A partir desta segunda-feira (1º), a Secretaria de Saúde de Campinas inicia a expansão do acesso à PrEP e à PEP, métodos de prevenção contra a infecção por HIV, em 12 novos centros de saúde da cidade (confira a lista).
Até então, a PrEP (profilaxia pré-exposição) e a PEP (profilaxia pós-exposição) eram distribuídas somente no Centro de Referência em IST, HIV/Aids e Hepatites Virais, no Centro, e no CS Santos Dumont, no Jardim Itatinga. A PEP também segue disponível no Hospital Mário Gatti, em regime de plantão aos finais de semana.
Cada distrito da cidade passa a contar com duas unidades aptas a ofertar os métodos preventivos. Segundo a secretaria, os locais foram definidos com base no fluxo de pacientes, na vulnerabilidade social e na acessibilidade dos territórios. Além disso, cinco desses centros também funcionam aos sábados.

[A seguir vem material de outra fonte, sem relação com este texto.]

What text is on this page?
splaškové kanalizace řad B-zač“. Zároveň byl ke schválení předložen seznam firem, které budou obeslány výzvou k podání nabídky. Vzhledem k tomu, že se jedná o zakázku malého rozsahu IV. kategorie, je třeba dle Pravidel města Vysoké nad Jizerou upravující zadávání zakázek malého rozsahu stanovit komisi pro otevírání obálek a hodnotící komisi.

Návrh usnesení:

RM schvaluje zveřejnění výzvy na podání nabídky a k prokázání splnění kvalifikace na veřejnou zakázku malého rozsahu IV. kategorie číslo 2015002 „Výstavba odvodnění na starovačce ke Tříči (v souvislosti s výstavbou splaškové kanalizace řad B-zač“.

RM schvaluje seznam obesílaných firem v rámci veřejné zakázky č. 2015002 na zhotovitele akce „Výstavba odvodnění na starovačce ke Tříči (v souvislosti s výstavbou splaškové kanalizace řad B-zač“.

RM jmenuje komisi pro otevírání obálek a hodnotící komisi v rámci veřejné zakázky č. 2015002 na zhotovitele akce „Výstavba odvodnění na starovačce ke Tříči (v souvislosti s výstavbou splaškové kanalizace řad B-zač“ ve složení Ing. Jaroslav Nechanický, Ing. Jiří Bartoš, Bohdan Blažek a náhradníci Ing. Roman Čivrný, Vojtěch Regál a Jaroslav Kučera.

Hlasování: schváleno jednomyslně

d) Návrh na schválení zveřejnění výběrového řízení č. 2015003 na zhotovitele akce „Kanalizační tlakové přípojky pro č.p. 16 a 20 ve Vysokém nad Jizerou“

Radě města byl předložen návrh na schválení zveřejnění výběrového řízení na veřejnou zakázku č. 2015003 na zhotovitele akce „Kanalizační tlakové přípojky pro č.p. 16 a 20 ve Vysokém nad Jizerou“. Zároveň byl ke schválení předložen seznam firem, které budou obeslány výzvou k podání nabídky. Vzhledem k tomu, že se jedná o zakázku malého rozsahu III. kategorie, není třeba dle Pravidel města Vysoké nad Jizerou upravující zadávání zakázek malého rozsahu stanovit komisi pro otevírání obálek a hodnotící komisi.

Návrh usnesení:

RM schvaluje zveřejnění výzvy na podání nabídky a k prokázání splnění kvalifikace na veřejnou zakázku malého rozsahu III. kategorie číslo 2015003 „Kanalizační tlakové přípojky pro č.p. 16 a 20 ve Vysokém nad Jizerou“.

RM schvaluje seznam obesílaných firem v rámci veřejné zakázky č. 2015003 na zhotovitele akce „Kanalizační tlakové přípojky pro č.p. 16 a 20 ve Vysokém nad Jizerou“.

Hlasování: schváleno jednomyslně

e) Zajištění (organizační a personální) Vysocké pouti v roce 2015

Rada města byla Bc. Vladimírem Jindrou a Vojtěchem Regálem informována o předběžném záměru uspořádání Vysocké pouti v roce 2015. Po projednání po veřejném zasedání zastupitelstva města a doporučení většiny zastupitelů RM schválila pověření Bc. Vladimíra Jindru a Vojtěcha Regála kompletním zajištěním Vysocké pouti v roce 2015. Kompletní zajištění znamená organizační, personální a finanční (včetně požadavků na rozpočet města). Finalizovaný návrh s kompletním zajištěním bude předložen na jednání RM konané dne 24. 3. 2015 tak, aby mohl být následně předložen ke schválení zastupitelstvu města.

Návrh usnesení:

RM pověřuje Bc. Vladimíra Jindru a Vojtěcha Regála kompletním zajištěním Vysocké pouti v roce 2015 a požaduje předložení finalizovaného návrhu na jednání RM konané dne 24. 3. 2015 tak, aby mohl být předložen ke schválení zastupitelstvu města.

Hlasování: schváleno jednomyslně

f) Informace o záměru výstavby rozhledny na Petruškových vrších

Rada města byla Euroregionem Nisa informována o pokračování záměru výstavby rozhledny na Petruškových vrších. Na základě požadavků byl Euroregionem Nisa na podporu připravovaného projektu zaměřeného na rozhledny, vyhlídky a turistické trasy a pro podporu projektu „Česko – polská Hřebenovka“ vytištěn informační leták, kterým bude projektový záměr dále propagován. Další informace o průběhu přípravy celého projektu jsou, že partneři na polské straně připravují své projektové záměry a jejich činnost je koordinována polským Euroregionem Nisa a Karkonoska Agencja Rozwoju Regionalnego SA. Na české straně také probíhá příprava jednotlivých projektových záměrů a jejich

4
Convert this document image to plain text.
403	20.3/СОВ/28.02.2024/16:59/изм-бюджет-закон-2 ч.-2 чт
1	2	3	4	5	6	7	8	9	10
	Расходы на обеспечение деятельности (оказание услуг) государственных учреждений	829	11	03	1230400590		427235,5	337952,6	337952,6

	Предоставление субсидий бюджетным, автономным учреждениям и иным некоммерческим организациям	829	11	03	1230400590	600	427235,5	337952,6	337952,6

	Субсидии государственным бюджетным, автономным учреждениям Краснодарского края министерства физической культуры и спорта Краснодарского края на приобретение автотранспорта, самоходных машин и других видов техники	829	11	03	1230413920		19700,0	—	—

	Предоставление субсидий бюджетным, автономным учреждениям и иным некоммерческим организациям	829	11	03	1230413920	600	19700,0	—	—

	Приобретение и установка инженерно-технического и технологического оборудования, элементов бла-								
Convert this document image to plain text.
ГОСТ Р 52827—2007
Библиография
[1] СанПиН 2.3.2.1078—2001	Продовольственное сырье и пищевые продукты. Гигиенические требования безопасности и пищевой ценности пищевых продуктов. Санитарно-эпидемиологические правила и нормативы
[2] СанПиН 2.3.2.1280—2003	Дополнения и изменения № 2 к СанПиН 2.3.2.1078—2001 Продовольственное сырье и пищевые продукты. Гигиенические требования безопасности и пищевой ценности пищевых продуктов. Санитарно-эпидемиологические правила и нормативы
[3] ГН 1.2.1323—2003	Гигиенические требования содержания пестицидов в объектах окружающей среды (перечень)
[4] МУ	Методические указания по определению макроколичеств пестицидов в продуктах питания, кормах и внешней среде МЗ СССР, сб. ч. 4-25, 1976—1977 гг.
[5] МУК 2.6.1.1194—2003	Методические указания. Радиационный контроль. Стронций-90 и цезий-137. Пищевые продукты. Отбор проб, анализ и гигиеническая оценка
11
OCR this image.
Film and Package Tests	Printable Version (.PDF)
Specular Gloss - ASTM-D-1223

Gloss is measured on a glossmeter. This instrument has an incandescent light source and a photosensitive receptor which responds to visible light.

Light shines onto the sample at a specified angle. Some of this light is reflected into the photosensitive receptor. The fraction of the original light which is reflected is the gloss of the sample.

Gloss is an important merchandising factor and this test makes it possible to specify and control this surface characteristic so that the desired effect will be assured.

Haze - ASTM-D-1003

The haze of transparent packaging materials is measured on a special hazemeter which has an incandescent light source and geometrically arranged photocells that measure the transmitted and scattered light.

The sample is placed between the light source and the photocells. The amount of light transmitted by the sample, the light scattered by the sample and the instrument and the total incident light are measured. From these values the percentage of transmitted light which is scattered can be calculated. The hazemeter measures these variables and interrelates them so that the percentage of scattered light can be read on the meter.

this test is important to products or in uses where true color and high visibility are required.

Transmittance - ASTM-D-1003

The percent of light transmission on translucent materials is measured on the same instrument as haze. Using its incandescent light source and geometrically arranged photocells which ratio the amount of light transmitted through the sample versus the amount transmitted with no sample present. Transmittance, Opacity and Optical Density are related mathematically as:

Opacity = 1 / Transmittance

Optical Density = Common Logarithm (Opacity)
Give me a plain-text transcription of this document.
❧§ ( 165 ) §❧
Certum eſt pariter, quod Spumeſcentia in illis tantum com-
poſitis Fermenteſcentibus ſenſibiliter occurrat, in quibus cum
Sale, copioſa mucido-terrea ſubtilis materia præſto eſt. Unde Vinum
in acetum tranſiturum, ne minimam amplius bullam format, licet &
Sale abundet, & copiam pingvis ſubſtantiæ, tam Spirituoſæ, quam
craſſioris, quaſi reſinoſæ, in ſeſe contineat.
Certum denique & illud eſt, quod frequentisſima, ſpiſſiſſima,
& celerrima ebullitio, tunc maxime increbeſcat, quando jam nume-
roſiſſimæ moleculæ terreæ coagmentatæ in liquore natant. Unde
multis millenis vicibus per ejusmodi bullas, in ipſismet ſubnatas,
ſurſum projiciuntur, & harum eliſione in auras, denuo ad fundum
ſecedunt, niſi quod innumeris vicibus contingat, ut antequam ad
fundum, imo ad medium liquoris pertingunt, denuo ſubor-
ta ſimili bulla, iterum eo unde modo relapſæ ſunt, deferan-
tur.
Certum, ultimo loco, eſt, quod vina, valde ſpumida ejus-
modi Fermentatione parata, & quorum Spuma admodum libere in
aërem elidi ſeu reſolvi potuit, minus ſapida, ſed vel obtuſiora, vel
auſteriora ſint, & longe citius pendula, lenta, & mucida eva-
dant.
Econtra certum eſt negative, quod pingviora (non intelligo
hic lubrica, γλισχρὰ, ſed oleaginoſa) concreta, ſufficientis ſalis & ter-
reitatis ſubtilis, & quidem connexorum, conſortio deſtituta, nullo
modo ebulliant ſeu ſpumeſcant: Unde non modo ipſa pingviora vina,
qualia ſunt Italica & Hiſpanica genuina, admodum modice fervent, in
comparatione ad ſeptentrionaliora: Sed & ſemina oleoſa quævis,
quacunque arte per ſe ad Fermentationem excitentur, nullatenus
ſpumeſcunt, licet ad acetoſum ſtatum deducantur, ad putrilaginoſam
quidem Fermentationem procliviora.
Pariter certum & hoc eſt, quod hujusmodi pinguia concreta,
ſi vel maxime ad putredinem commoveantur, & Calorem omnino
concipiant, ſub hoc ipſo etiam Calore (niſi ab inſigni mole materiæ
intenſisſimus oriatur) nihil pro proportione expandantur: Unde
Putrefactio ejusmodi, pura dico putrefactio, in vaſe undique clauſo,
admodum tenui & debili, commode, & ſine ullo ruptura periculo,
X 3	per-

- O que é PrEP e PEP? — Enquanto a PrEP é indicada para uso contínuo por pessoas com maior risco de exposição ao HIV, a PEP é aplicada em situações emergenciais, como violência sexual, exposição a material biológico ou relação sexual desprotegida.
A PrEP é composta por dois medicamentos antirretrovirais (tenofovir e entricitabina), combinados em um único comprimido de uso diário, com ação preventiva sobre os caminhos de infecção do vírus. Já a PEP exige início em até 72 horas após a exposição e é composta por um esquema de 28 dias de tratamento. Ambas as estratégias integram a política pública do SUS para redução da incidência de HIV, especialmente em populações-chave.

Segundo o coordenador do programa municipal de IST, HIV/aids e Hepatites Virais, “a expansão da PrEP para os centros de saúde amplia o acesso principalmente para as populações mais vulneráveis”.
A cidade figura entre as primeiras a implementar a PrEP no SUS, em 2018, e atualmente ocupa a 8ª posição nacional em volume de usuários do método. Desde a adoção, 3.509 pessoas iniciaram o uso contínuo da profilaxia e 2.194 seguem em acompanhamento, segundo dados atualizados até 30 de outubro de 2025. A taxa de descontinuidade é considerada uma das menores do país.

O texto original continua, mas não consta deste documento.